Alabildiğine bireysel, sentimental, hatta kimi bilgelere göre “arabesk” denilebilecek bir hikayesi var oyunumuzun. Aşk, ihanet ve intikam! Bu haliyle bakıldığında sıradan, alışılagelmiş bir hikâye… Dürrenmatt’ın büyüklüğü, -çok- dışarıdan bakıldığında çok bilindik gelen bu hikâyeyi içine yerleştirdiği derin toplumsal perspektifte yatıyor.
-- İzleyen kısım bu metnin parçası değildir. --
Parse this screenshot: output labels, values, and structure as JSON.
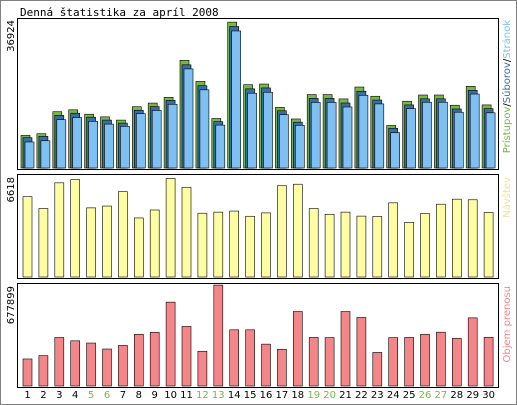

Karşılıklı birbirinin doğuranları olarak tanımlanabilecek birey/toplum diyalektiğine keskin bir bakış atmaya davet ediyor bizi.”
Dramaturgisini Dilek Tekintaş’ın, müziğini Burçin Elmas Çubukçu, Şiringül Kaya’nın, dekor-kostüm tasarımını Eylül Gürcan’ın, ışık tasarımını Mustafa Türkoğlu’nun, koreografisini İbrahim Ulutaş’ın, efekt tasarımını Serkan Yavşan’ın, video tasarımını Caner Özdemir, Serkan Yavşan’ın yaptığı, fotoğraflarını Tuğçe Keçeci’nin çektiği oyunda Aslı Akın Narcı, Aslı Menaz, Aslı Şahin, Berk Samur, Buğra Can Ildırışık, Burhan Yeşilyurt, Cengiz Tangör, Cüneyt Arda Pamuk, Çağlar Ozan Aksu, Elyesa Çağlar Evkaya, Ergun Üğlü, Fatih Aksüt, Gökhan Eğilmezbaş, Gülsüm Alkan, Hakan Gümüş, Mehmet Avdan, Musa Arslanali, Müge Çiçek, Nagehan Erbaşı, Neşe Ceren Aktay, Ömer Naci Boz, Özgür Efe Özyeşilpınar, Selim Can Yalçın, Şebnem Köstem, Yalçın Avşar, Yasemin Güvenç, Yılmaz Aydın rol alıyor.
Oyun, 1-4 Ekim, 8-11 Ekim 2025 tarihleri arasında Harbiye Muhsin Ertuğrul Sahnesi’nde, 29 Ekim – 1 Kasım 2025 tarihleri arasında Ümraniye Sahnesi’nde.